Came the 1870s, and an all-decisive breakthrough, as we recall: Impression. Soleil Levant, the one painting that (involuntarily) gave Impressionism its name, dates from (~)1872 (this, of course never leaves the Marmottan - but if you only look closely, the sun often gives a very similar impression, not least at Étretat, soleil couchant, 1883). Suddenly, or not so suddenly – they were labouring for quite a while, Impressionism came into being, with a lot of artists more or less collaboratively giving it birth. And of course, the true aficionado will get his money’s worth at Barberini, too!

We accompany Monet to places in France and abroad, to Holland, Norway, London – if you missed the train stations and bridges in that railroad room, Charing Cross, Saint Lazare, Waterloo, they’re all here. (Just by the way: The wall text “The Colors(sic!) of Fog: London” reads bloody wrong, don’t you think? Monet himself probably didn’t spell American English.) Also Italy. Venice would not easily submit to the painter, it’s nearly impossible not to see Caravaggio in his view of the Palazzo Ducale, 1908, and that’s probably not - or not only – for the schooled eye’s connotations. (Also by the way: Wouldn’t it have been fun to discover the Palazzo Grassi here? How do those collectors get along with each other?) Other Venetian scenes are more distinctly “Monet” - even though Rio della Salute, 1908, brings some unexpected shrill colours to the mix. Which takes us to a different kind of comparison, with other artists. Talking about unstable, shrill, neon, colours, a Champ de blé of 1881 in its skies and trees just screams van Gogh, doesn’t it? ...which is strictly impossible, the Dutch fields dating from a decade later! And could you not think L’eglise de Vétheuil of 1878 Maurice Utrillo’s highest achievement ever, yet he wasn’t even born then – the point being that it is not a “typical” Monet)?! It’s safer to establish parallels with other impressionists, the voluptuous Coin de jardin à Montgeron, 1876, could well be signed by Renoir, too.

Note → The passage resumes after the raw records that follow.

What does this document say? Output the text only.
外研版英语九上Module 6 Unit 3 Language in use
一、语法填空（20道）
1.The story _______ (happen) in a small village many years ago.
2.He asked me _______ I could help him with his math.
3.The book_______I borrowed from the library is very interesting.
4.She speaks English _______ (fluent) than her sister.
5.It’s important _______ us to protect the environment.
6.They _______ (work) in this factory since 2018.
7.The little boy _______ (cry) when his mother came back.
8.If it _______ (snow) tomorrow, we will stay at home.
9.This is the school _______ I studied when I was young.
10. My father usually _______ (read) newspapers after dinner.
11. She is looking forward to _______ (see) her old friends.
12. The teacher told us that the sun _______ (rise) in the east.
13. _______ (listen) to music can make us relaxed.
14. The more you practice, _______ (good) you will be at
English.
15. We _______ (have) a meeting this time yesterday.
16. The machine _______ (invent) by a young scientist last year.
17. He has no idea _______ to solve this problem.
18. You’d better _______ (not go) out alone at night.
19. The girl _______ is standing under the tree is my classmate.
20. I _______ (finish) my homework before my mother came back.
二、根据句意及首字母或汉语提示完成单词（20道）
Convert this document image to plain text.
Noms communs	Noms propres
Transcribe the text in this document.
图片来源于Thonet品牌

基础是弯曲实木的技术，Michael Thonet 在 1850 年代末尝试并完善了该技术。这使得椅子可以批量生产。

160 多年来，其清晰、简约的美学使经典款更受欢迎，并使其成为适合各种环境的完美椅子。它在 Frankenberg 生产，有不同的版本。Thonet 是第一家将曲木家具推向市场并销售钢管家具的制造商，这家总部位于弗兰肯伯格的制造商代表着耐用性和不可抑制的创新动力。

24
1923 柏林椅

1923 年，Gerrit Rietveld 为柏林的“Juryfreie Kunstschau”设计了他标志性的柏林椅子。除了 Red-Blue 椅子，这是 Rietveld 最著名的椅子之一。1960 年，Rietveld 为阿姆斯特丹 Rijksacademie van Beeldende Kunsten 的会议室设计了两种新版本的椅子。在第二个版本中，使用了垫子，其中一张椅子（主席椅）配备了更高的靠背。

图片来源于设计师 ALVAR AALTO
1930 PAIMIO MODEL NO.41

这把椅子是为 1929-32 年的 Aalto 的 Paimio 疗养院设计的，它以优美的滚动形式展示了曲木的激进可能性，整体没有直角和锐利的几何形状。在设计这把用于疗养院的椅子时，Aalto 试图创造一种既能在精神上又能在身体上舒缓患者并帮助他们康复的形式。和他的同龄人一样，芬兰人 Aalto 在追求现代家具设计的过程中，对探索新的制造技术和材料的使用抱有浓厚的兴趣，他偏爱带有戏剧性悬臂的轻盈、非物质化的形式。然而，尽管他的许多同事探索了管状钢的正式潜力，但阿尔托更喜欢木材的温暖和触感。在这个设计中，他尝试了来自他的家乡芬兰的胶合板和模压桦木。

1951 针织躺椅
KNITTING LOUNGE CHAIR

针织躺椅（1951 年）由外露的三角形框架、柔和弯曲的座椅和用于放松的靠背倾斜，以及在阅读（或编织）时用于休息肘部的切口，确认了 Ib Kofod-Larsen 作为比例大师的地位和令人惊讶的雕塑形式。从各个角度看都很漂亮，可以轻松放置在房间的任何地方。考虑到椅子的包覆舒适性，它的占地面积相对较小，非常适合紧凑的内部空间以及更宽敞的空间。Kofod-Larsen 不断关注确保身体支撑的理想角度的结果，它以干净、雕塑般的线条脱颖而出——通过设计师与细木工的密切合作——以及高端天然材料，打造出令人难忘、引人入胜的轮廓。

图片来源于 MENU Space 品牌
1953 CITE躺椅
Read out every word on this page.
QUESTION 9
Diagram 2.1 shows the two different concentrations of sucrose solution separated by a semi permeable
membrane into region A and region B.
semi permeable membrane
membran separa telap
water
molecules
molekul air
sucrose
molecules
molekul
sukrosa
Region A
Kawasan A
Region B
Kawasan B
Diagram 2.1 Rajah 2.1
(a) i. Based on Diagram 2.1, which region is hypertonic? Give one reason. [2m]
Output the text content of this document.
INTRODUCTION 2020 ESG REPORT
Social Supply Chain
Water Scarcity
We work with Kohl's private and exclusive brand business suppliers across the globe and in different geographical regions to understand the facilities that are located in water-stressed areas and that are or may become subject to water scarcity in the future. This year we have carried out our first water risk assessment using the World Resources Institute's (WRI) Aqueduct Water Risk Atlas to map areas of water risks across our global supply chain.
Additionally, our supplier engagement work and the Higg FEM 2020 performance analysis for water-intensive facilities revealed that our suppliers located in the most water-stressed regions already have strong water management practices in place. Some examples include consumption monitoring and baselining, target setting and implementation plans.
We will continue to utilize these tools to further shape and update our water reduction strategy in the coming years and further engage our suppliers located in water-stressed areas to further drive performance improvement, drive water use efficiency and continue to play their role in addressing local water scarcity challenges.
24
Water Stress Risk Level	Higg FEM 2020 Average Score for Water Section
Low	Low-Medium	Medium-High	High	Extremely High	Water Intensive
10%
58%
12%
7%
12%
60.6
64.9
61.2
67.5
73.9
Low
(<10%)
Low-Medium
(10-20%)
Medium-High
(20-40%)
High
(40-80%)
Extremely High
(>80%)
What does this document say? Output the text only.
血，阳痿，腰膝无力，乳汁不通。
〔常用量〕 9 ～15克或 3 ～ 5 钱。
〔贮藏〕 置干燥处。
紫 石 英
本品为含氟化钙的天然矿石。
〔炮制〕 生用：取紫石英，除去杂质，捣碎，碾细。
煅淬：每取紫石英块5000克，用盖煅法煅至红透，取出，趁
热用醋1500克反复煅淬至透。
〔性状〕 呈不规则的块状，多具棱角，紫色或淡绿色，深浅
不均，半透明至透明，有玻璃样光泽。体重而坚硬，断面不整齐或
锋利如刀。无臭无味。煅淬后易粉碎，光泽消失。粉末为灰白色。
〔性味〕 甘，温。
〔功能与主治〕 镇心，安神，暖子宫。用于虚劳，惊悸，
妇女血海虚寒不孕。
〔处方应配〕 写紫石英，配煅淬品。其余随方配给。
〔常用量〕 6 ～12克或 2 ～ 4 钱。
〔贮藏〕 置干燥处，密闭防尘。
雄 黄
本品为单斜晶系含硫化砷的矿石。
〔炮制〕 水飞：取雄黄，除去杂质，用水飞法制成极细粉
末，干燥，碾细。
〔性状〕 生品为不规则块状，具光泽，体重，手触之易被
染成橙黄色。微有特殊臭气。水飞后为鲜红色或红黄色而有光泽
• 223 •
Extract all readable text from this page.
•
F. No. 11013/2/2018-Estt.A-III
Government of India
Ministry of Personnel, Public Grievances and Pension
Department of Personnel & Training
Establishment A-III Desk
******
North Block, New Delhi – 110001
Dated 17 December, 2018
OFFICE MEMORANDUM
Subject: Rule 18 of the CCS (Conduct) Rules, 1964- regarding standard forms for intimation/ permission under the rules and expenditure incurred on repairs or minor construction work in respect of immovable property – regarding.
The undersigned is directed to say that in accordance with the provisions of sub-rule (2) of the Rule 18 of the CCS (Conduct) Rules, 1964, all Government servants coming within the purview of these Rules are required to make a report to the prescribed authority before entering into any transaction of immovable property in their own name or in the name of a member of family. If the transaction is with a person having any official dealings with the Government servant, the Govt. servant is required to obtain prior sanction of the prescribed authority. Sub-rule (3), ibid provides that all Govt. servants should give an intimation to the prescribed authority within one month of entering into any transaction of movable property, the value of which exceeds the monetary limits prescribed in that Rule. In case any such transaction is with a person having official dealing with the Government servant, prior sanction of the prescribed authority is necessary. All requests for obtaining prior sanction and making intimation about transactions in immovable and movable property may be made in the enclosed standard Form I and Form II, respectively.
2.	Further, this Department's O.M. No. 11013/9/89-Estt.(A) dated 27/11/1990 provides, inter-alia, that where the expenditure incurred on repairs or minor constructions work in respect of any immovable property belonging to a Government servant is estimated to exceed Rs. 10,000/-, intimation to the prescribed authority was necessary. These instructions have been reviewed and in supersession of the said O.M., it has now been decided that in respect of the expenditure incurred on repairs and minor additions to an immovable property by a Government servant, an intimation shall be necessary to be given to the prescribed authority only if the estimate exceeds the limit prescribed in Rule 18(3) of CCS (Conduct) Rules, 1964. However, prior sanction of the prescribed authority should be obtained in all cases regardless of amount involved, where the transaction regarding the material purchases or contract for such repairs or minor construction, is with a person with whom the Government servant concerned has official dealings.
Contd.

Back once more to the South, and the Riviera: Italy and Antibes, the latter never looked so North African, with walls glowing violent white like Algiers, la ville blanche. Off to Bordighera, and suddenly you realize, how void of animal life these scenes are. Only flora, no fauna here, are people even amiss? It’s a post-human world, in which cities have become natural phenomena like flowers and streams. (No, not “wuhaaaan” again.) Appearing in this grey and white mass, manmade constructions no longer offer a promise of refuge, and there is nobody who could profit. But compare this impression to, e.g., La maison du douanier, 1882, Oies dan le ruisseau, 1874, and even Rivière et moulin près de Giverny, 1885, all in harmonious resistance to and with wilderness. As long as nature’s in majority, even the humblest hut with Monet signifies protection, a way out and home, a rescue; silent, peaceful, contemplation far from danger. Somewhere in-between, the Maisons sur le vieux pont de Vernon, 1883, (Parisian bridges once looked like this, before Haussmann came) are grown into nature, a part and yet a thing apart, a natural? dwelling. On the beach, we either find the dissolution of massed human forms in the sea and sun: Marée basse aux Petites-Dalles, 1884, or an equally faceless individual towered by the waves, and very possibly contemplating that one step too far: Plage de Fécamp, 1881. The overall impression that could overcome all contradictions being man’s inferiority to the powers of nature as expressed in her beauties and superior calm: Peaceful mornings on the Seine, that’s how we know, and love, our good ole’ “Père Claude”. Even if this beauty is achieved by – or with the help of – human instruments: His famous garden at Giverny, an explosion of blossoming colours – once again without any inhabitants. The exhibition closes with contemporary film images of the genius loci, Monet himself, in this earthly paradise.

Monet, Places, 22 February-1 June, 2020, Barberini Museum

World of Arts Magazine – Contemporary Art Criticism

P.S.: If like me you have a soft spot for the creativity and shameless sell-out of museum shops: The Barberini is offering bouquets of straw flowers, and socks. That’s right: socks with Impressionism printed upon. Talk about treading on art.